人工呼吸器安全使用のための指針 第2版

平成23年7月27日

はじめに

昨今、呼吸不全の治療と救命が目的である人工呼吸療法において、数々の医療事故が報道されていることは憂慮に堪えない。人工呼吸療法が致死的な合併症を伴う危険性は関係者に十分認識されているにもかかわらず、医療事故が多発する原因として安全対策の不備を一因として挙げざるを得ない。

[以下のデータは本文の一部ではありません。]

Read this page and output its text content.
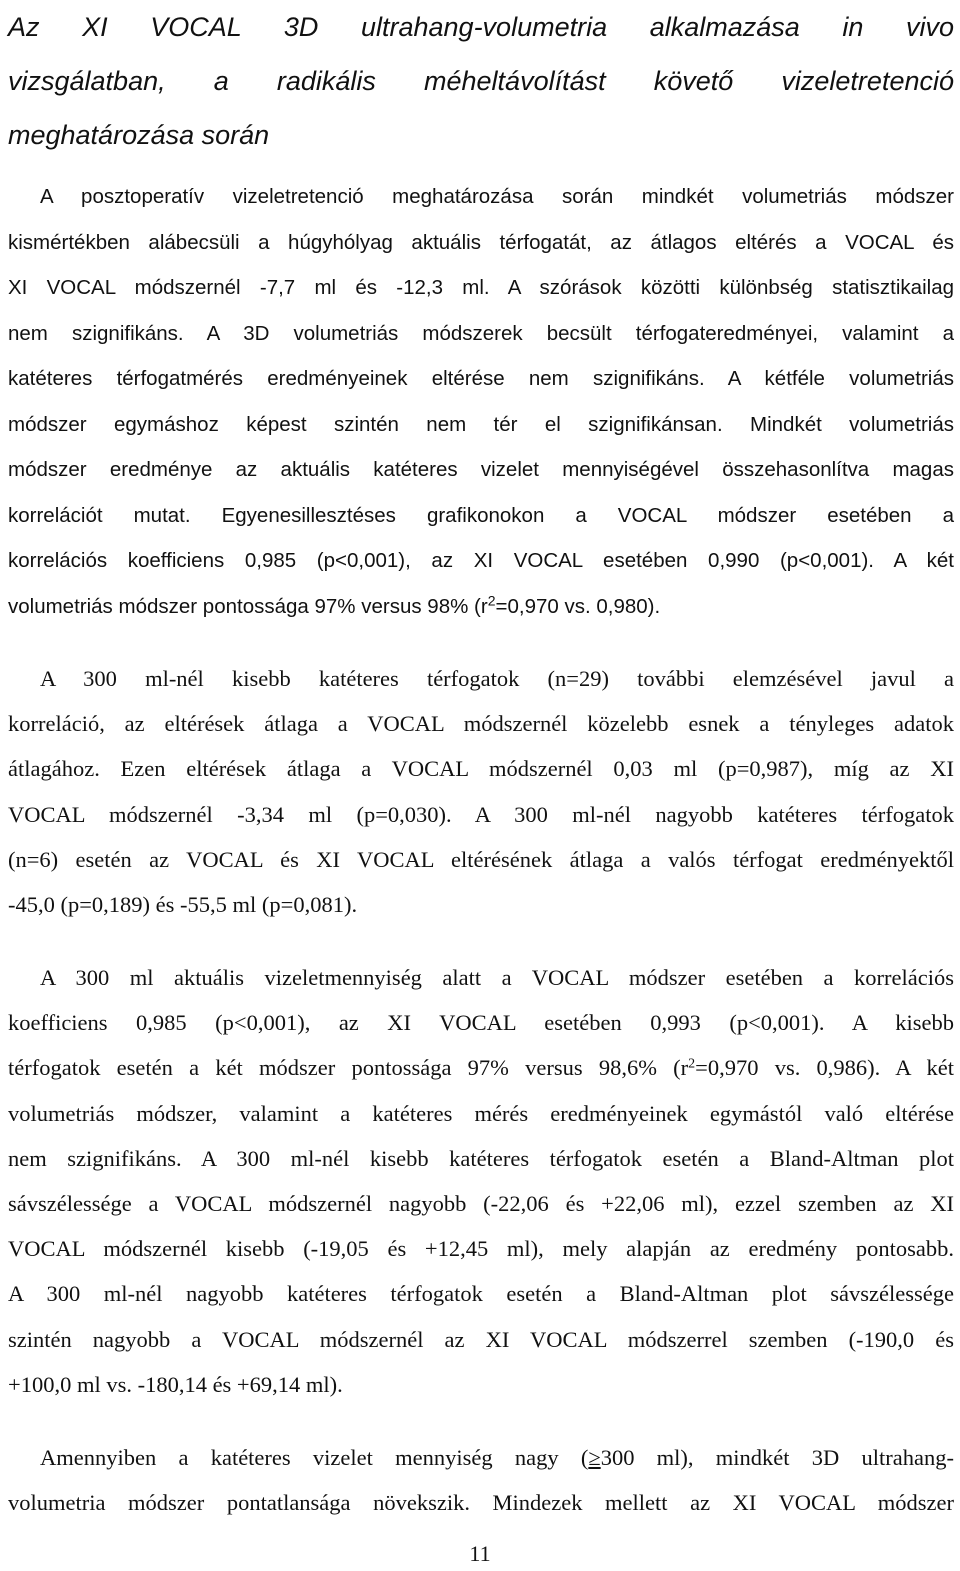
Az XI VOCAL 3D ultrahang-volumetria alkalmazása in vivo
vizsgálatban, a radikális méheltávolítást követő vizeletretenció
meghatározása során

A posztoperatív vizeletretenció meghatározása során mindkét volumetriás módszer
kismértékben alábecsüli a húgyhólyag aktuális térfogatát, az átlagos eltérés a VOCAL és
XI VOCAL módszernél -7,7 ml és -12,3 ml. A szórások közötti különbség statisztikailag
nem szignifikáns. A 3D volumetriás módszerek becsült térfogateredményei, valamint a
katéteres térfogatmérés eredményeinek eltérése nem szignifikáns. A kétféle volumetriás
módszer egymáshoz képest szintén nem tér el szignifikánsan. Mindkét volumetriás
módszer eredménye az aktuális katéteres vizelet mennyiségével összehasonlítva magas
korrelációt mutat. Egyenesillesztéses grafikonokon a VOCAL módszer esetében a
korrelációs koefficiens 0,985 (p<0,001), az XI VOCAL esetében 0,990 (p<0,001). A két
volumetriás módszer pontossága 97% versus 98% ($r^2=0,970$ vs. 0,980).

A 300 ml-nél kisebb katéteres térfogatok (n=29) további elemzésével javul a
korreláció, az eltérések átlaga a VOCAL módszernél közelebb esnek a tényleges adatok
átlagához. Ezen eltérések átlaga a VOCAL módszernél 0,03 ml (p=0,987), míg az XI
VOCAL módszernél -3,34 ml (p=0,030). A 300 ml-nél nagyobb katéteres térfogatok
(n=6) esetén az VOCAL és XI VOCAL eltérésének átlaga a valós térfogat eredményektől
-45,0 (p=0,189) és -55,5 ml (p=0,081).

A 300 ml aktuális vizeletmennyiség alatt a VOCAL módszer esetében a korrelációs
koefficiens 0,985 (p<0,001), az XI VOCAL esetében 0,993 (p<0,001). A kisebb
térfogatok esetén a két módszer pontossága 97% versus 98,6% ($r^2=0,970$ vs. 0,986). A két
volumetriás módszer, valamint a katéteres mérés eredményeinek egymástól való eltérése
nem szignifikáns. A 300 ml-nél kisebb katéteres térfogatok esetén a Bland-Altman plot
sávszélessége a VOCAL módszernél nagyobb (-22,06 és +22,06 ml), ezzel szemben az XI
VOCAL módszernél kisebb (-19,05 és +12,45 ml), mely alapján az eredmény pontosabb.
A 300 ml-nél nagyobb katéteres térfogatok esetén a Bland-Altman plot sávszélessége
szintén nagyobb a VOCAL módszernél az XI VOCAL módszerrel szemben (-190,0 és
+100,0 ml vs. -180,14 és +69,14 ml).

Amennyiben a katéteres vizelet mennyiség nagy (≥300 ml), mindkét 3D ultrahang-
volumetria módszer pontatlansága növekszik. Mindezek mellett az XI VOCAL módszer

11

日本呼吸療法医学会は、人工呼吸療法に関係する医療事故多発の事態を重く受け止め、「無事故」の実現を本学会の急務とし、2001年「人工呼吸器安全使用のための指針」を提示した1)。今回、その後の新たな情報等を参考に改訂し、第2版としてまとめた。なお、この指針は必ずしも現在の標準的な医療水準を反映しているものではないが、人工呼吸使用における目指すべき内容を示している。

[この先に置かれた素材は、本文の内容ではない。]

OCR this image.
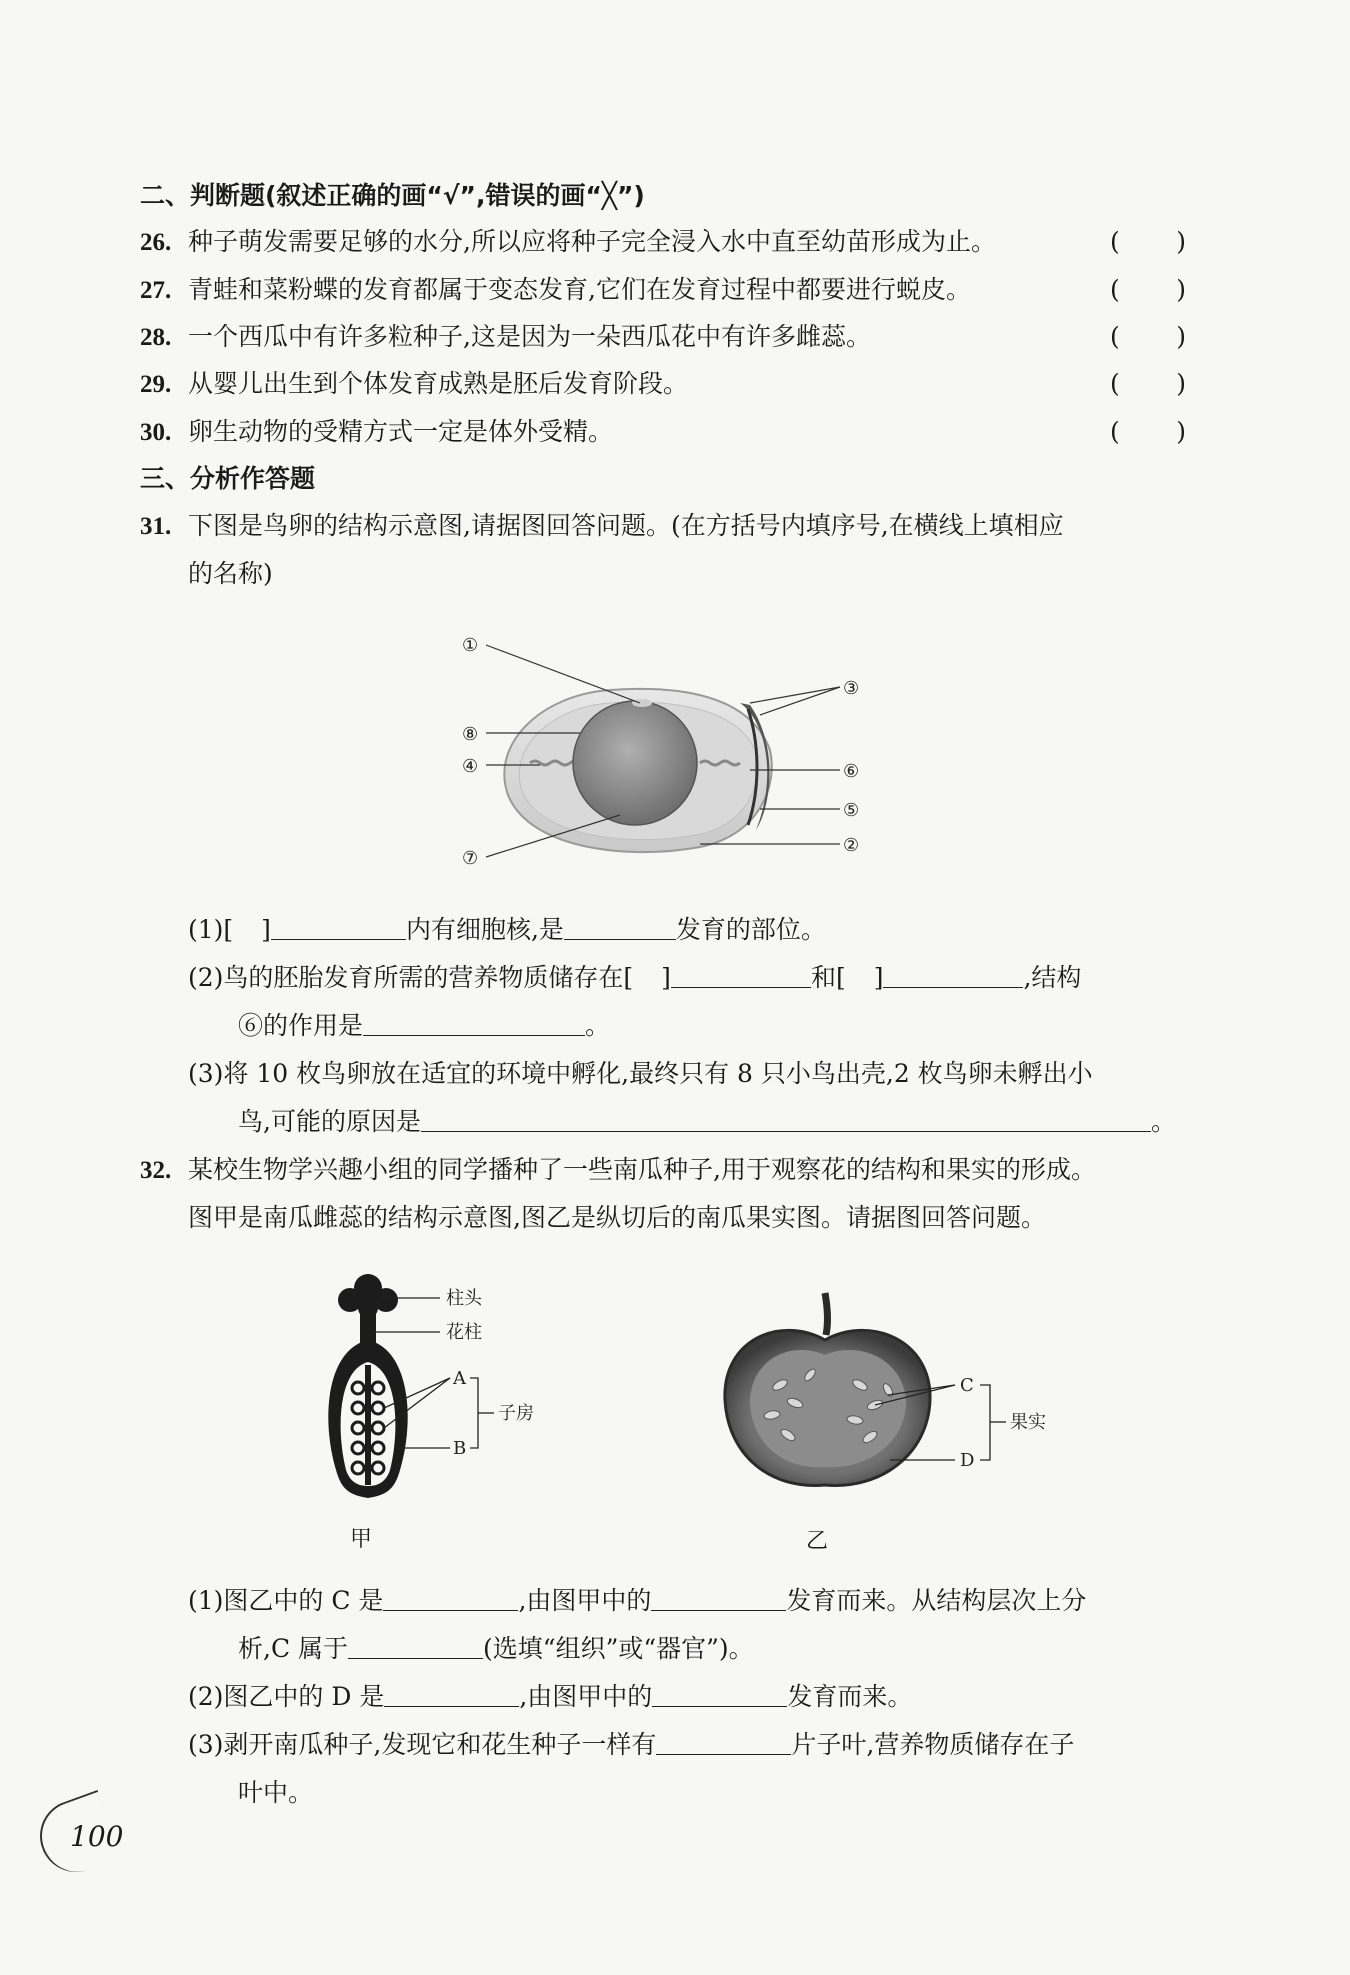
二、判断题(叙述正确的画“√”,错误的画“╳”)
26. 种子萌发需要足够的水分,所以应将种子完全浸入水中直至幼苗形成为止。	( )
27. 青蛙和菜粉蝶的发育都属于变态发育,它们在发育过程中都要进行蜕皮。	( )
28. 一个西瓜中有许多粒种子,这是因为一朵西瓜花中有许多雌蕊。	( )
29. 从婴儿出生到个体发育成熟是胚后发育阶段。	( )
30. 卵生动物的受精方式一定是体外受精。	( )
三、分析作答题
31. 下图是鸟卵的结构示意图,请据图回答问题。(在方括号内填序号,在横线上填相应
的名称)
①
②
③
④
⑤
⑥
⑦
⑧
(1)[ ]	内有细胞核,是	发育的部位。
(2)鸟的胚胎发育所需的营养物质储存在[ ]	和[ ]	,结构
⑥的作用是	。
(3)将 10 枚鸟卵放在适宜的环境中孵化,最终只有 8 只小鸟出壳,2 枚鸟卵未孵出小
鸟,可能的原因是	。
32. 某校生物学兴趣小组的同学播种了一些南瓜种子,用于观察花的结构和果实的形成。
图甲是南瓜雌蕊的结构示意图,图乙是纵切后的南瓜果实图。请据图回答问题。
柱头
花柱
A
B
子房
甲
C
D
果实
乙
(1)图乙中的 C 是	,由图甲中的	发育而来。从结构层次上分
析,C 属于	(选填“组织”或“器官”)。
(2)图乙中的 D 是	,由图甲中的	发育而来。
(3)剥开南瓜种子,发现它和花生种子一样有	片子叶,营养物质储存在子
叶中。
100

一方、近年マスクで行う非侵襲的陽圧換気(non-invasive positive pressure ventilation, NPPV)の施行が拡大している。NPPV施行においても呼吸管理上の安全管理は求められる。しかしNPPVでは、使用する装置・呼吸回路構成などが異なる場合も多く、安全対策上の対応、方法などが異なる事項もある。そのため本指針ではNPPVについては割愛し、新たなガイドラインが作成されるまでは、NPPVでの危険事象についての警告を随時ホームページ上に掲載する予定である。

Ⅰ 医療機関における人工呼吸安全管理体制

人工呼吸療法の安全性を高めるためには、各医療機関で下記3点の実現が望まれる。

1.人工呼吸安全対策委員会の設置

人工呼吸療法に関与する施設管理者、医師、看護師、臨床工学技士などで構成する委員会を設置し、安全対策を講じること。

  1. 1-1)委員長は医療危機管理に精通していること。日本呼吸療法医学会が認定する「呼吸療法専門医」であることが望ましい。
  2. 1-2)委員会は、緊急時に適切に対応できる体制を構築すること。
  3. 1-3)人工呼吸管理に関するマニュアルを作成すること。委員長は院内でマニュアルに沿った人工呼吸管理が行われていることを確認すること。なお、マニュアルは人工呼吸管理体制全体のほかに、人工呼吸器本体、加温加湿器、呼吸回路の取り扱い、保守点検、緊急時対応など、本指針【Ⅰ】から【Ⅷ】の内容を含むものとする。
  4. 1-4)施設内の医療安全管理委員会と、事故、インシデント情報を共有すること。

2.人工呼吸器管理専門技術者の設置

人工呼吸器整備に携わる専門技術者として臨床工学技士を置き、現場における日常の安全管理を計ること。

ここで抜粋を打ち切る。